After saving a momentous commercialized holiday there’s nothing like some sun, sand, and the potential of huge flows of lava to warm you back up after wandering around the North Pole. That’s right: Sam and Max have won a free vacation to Easter Island courtesy of Destiny Travel and Bermuda Triangle air. So dress comfortably, pack a large hat, and get ready to help Sam and Max break those Moai Better Blues.
Sam and Max: Moai Better Blues is the second title in the second season of Telltale Games’s Sam and Max titles(the first was Ice Station Santa) and this one has some changes from the games in the first series that are worthy to mention. Firstly, and most importantly, if you’re regarding this review you’ve probably played your share of adventure games and can remember plenty of times when you were left high and dry in an point and click adventure game by a complex and multi layered puzzle whose steps seemed anything but logical. This was sometimes a problem in the first Sam and Max series but fortunately for us Telltale Games has retooled so that the connections between the puzzles you’re trying to solve have more natural connections. Telltale Games promised this change in Sam and Max Moai Better Blues and they delivered firmly on their promise. The puzzles still take careful observations of the environments and unconventional thinking just the solutions are obvious once you’ve figured them out.
Secondly the landscape of the neighborhood has received a total rework after the events of Ice Station Santa which, in addition to bringing some new and old characters back into the fold. Flint Paper, Sam and Max’s next door neighbor, makes an closer appearance in the newly opened Stinky’s Diner while the new Stinky continually denies her involvement in the disappearance of the old Stinky.
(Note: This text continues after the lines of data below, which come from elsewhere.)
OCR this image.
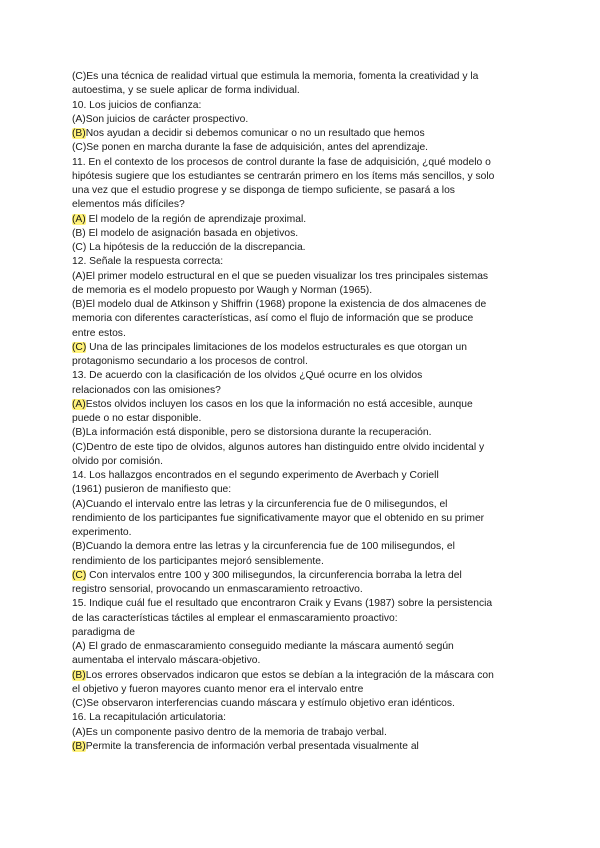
(C)Es una técnica de realidad virtual que estimula la memoria, fomenta la creatividad y la
autoestima, y se suele aplicar de forma individual.
10. Los juicios de confianza:
(A)Son juicios de carácter prospectivo.
(B)Nos ayudan a decidir si debemos comunicar o no un resultado que hemos
(C)Se ponen en marcha durante la fase de adquisición, antes del aprendizaje.
11. En el contexto de los procesos de control durante la fase de adquisición, ¿qué modelo o
hipótesis sugiere que los estudiantes se centrarán primero en los ítems más sencillos, y solo
una vez que el estudio progrese y se disponga de tiempo suficiente, se pasará a los
elementos más difíciles?
(A) El modelo de la región de aprendizaje proximal.
(B) El modelo de asignación basada en objetivos.
(C) La hipótesis de la reducción de la discrepancia.
12. Señale la respuesta correcta:
(A)El primer modelo estructural en el que se pueden visualizar los tres principales sistemas
de memoria es el modelo propuesto por Waugh y Norman (1965).
(B)El modelo dual de Atkinson y Shiffrin (1968) propone la existencia de dos almacenes de
memoria con diferentes características, así como el flujo de información que se produce
entre estos.
(C) Una de las principales limitaciones de los modelos estructurales es que otorgan un
protagonismo secundario a los procesos de control.
13. De acuerdo con la clasificación de los olvidos ¿Qué ocurre en los olvidos
relacionados con las omisiones?
(A)Estos olvidos incluyen los casos en los que la información no está accesible, aunque
puede o no estar disponible.
(B)La información está disponible, pero se distorsiona durante la recuperación.
(C)Dentro de este tipo de olvidos, algunos autores han distinguido entre olvido incidental y
olvido por comisión.
14. Los hallazgos encontrados en el segundo experimento de Averbach y Coriell
(1961) pusieron de manifiesto que:
(A)Cuando el intervalo entre las letras y la circunferencia fue de 0 milisegundos, el
rendimiento de los participantes fue significativamente mayor que el obtenido en su primer
experimento.
(B)Cuando la demora entre las letras y la circunferencia fue de 100 milisegundos, el
rendimiento de los participantes mejoró sensiblemente.
(C) Con intervalos entre 100 y 300 milisegundos, la circunferencia borraba la letra del
registro sensorial, provocando un enmascaramiento retroactivo.
15. Indique cuál fue el resultado que encontraron Craik y Evans (1987) sobre la persistencia
de las características táctiles al emplear el enmascaramiento proactivo:
paradigma de
(A) El grado de enmascaramiento conseguido mediante la máscara aumentó según
aumentaba el intervalo máscara-objetivo.
(B)Los errores observados indicaron que estos se debían a la integración de la máscara con
el objetivo y fueron mayores cuanto menor era el intervalo entre
(C)Se observaron interferencias cuando máscara y estímulo objetivo eran idénticos.
16. La recapitulación articulatoria:
(A)Es un componente pasivo dentro de la memoria de trabajo verbal.
(B)Permite la transferencia de información verbal presentada visualmente al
That’s a mystery to be solved for later, if at all, because you’ve got more important things on your mind such as a gloomy group of Moai statues, a group of celebrity babies, and the prospect of imminent destruction..but nothing new there, right?
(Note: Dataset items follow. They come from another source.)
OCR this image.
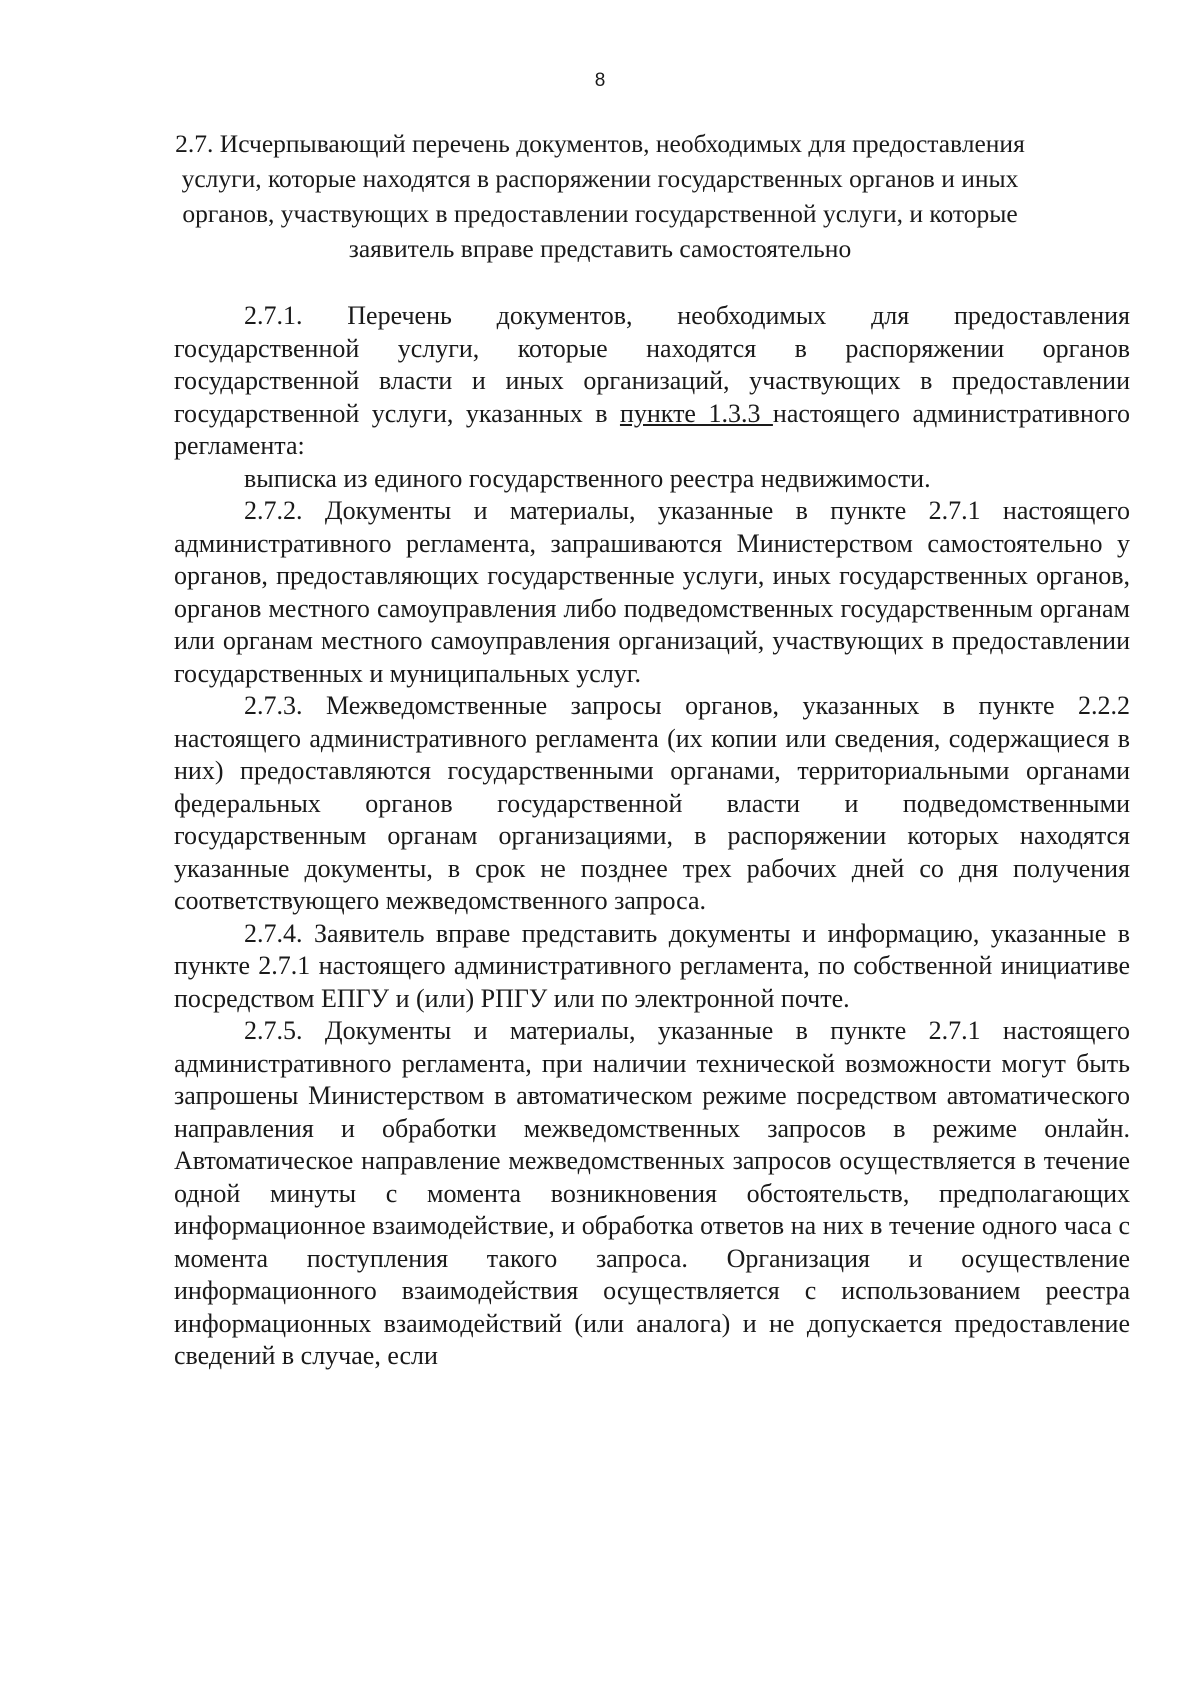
8
2.7. Исчерпывающий перечень документов, необходимых для предоставления услуги, которые находятся в распоряжении государственных органов и иных органов, участвующих в предоставлении государственной услуги, и которые заявитель вправе представить самостоятельно

2.7.1. Перечень документов, необходимых для предоставления государственной услуги, которые находятся в распоряжении органов государственной власти и иных организаций, участвующих в предоставлении государственной услуги, указанных в пункте 1.3.3 настоящего административного регламента:

выписка из единого государственного реестра недвижимости.

2.7.2. Документы и материалы, указанные в пункте 2.7.1 настоящего административного регламента, запрашиваются Министерством самостоятельно у органов, предоставляющих государственные услуги, иных государственных органов, органов местного самоуправления либо подведомственных государственным органам или органам местного самоуправления организаций, участвующих в предоставлении государственных и муниципальных услуг.

2.7.3. Межведомственные запросы органов, указанных в пункте 2.2.2 настоящего административного регламента (их копии или сведения, содержащиеся в них) предоставляются государственными органами, территориальными органами федеральных органов государственной власти и подведомственными государственным органам организациями, в распоряжении которых находятся указанные документы, в срок не позднее трех рабочих дней со дня получения соответствующего межведомственного запроса.

2.7.4. Заявитель вправе представить документы и информацию, указанные в пункте 2.7.1 настоящего административного регламента, по собственной инициативе посредством ЕПГУ и (или) РПГУ или по электронной почте.

2.7.5. Документы и материалы, указанные в пункте 2.7.1 настоящего административного регламента, при наличии технической возможности могут быть запрошены Министерством в автоматическом режиме посредством автоматического направления и обработки межведомственных запросов в режиме онлайн. Автоматическое направление межведомственных запросов осуществляется в течение одной минуты с момента возникновения обстоятельств, предполагающих информационное взаимодействие, и обработка ответов на них в течение одного часа с момента поступления такого запроса. Организация и осуществление информационного взаимодействия осуществляется с использованием реестра информационных взаимодействий (или аналога) и не допускается предоставление сведений в случае, если
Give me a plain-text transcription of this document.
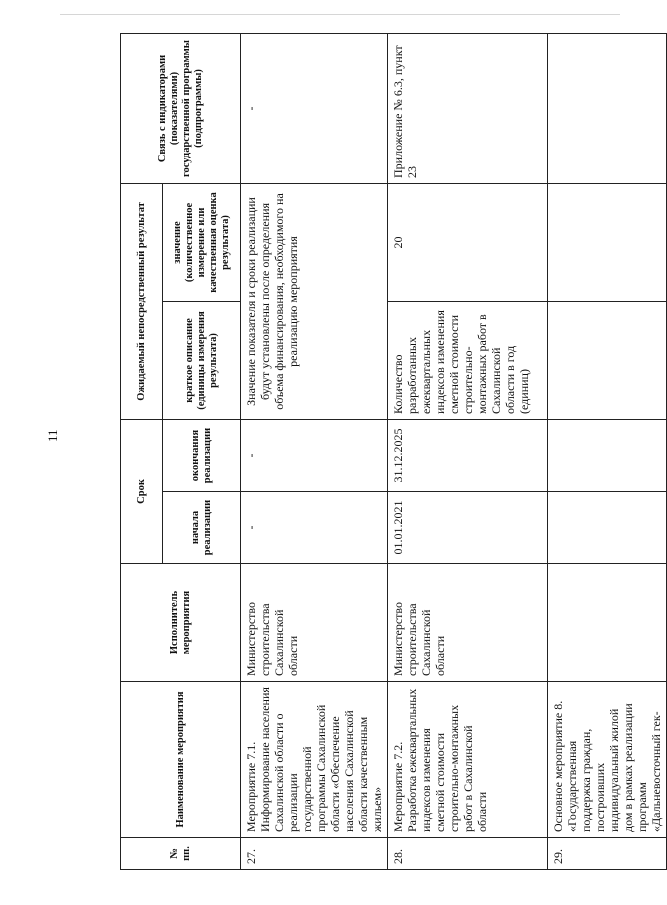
11
№ пп.	Наименование мероприятия	Исполнитель мероприятия	Срок		Ожидаемый непосредственный результат		Связь с индикаторами (показателями) государственной программы (подпрограммы)
			начала реализации	окончания реализации	краткое описание (единицы измерения результата)	значение (количественное измерение или качественная оценка результата)	
27.	Мероприятие 7.1. Информирование населения Сахалинской области о реализации государственной программы Сахалинской области «Обеспечение населения Сахалинской области качественным жильем»	Министерство строительства Сахалинской области	-	-	Значение показателя и сроки реализации будут установлены после определения объема финансирования, необходимого на реализацию мероприятия		-
28.	Мероприятие 7.2. Разработка ежеквартальных индексов изменения сметной стоимости строительно-монтажных работ в Сахалинской области	Министерство строительства Сахалинской области	01.01.2021	31.12.2025	Количество разработанных ежеквартальных индексов изменения сметной стоимости строительно-монтажных работ в Сахалинской области в год (единиц)	20	Приложение № 6.3, пункт 23
29.	Основное мероприятие 8. «Государственная поддержка граждан, построивших индивидуальный жилой дом в рамках реализации программ «Дальневосточный гек-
The gameplay that is in place for you to help in solving these problems is the tried and true point and click interface that has served you in such games as Day of The Tentacle and Full Throttle and it serves you equally well here. Some of the screens are a little object cluttered, which can make performing time sensitive puzzles a little complicated, but remember you always have a really big pistol at your command. Use it well, use it well. The mouse also plays a part in one of the new challenges Telltale has introduced into the game and while this requires a certain amount of precision it, and the other puzzles in the game, are not impossible.
The graphics retain their usual cartoonish high quality but for a bonus and to keep things fresh Telltale Games have thrown in a few spiffy graphical touches. They range from items like the glowing green laser grid that crisscrosses the entrance to the bathroom of Bosco’s store(the whole building is in lockdown because of…THEM!) and the door scanner which causes lights to scale up the sides as first Sam and then Max exit and enter. Suffice to say, however, if you’ve liked the graphics you’ve seen in the previous Sam and Max games made by Telltale then you’ll continue to like them now.
The audio hasn’t received any sweeping improvements but is still nothing to sneer at as Telltale has made good choices with the primary and supporting voice actors in this latest Sam and Max title. Firstly is Sam and Max themselves, of course, but the gruff voice tone of Flint Paper, the tough guy attitude of the infant Jimmy Hoffa to the baby Glenn Miller’s slow pace and over all amenable voice causes all of their characters to be well captured and believable…well, as much as talking celebrities who have become infants due to drinking too much Fountain of Youth water can be. If you can suspend disbelief that much, though, you’re cool.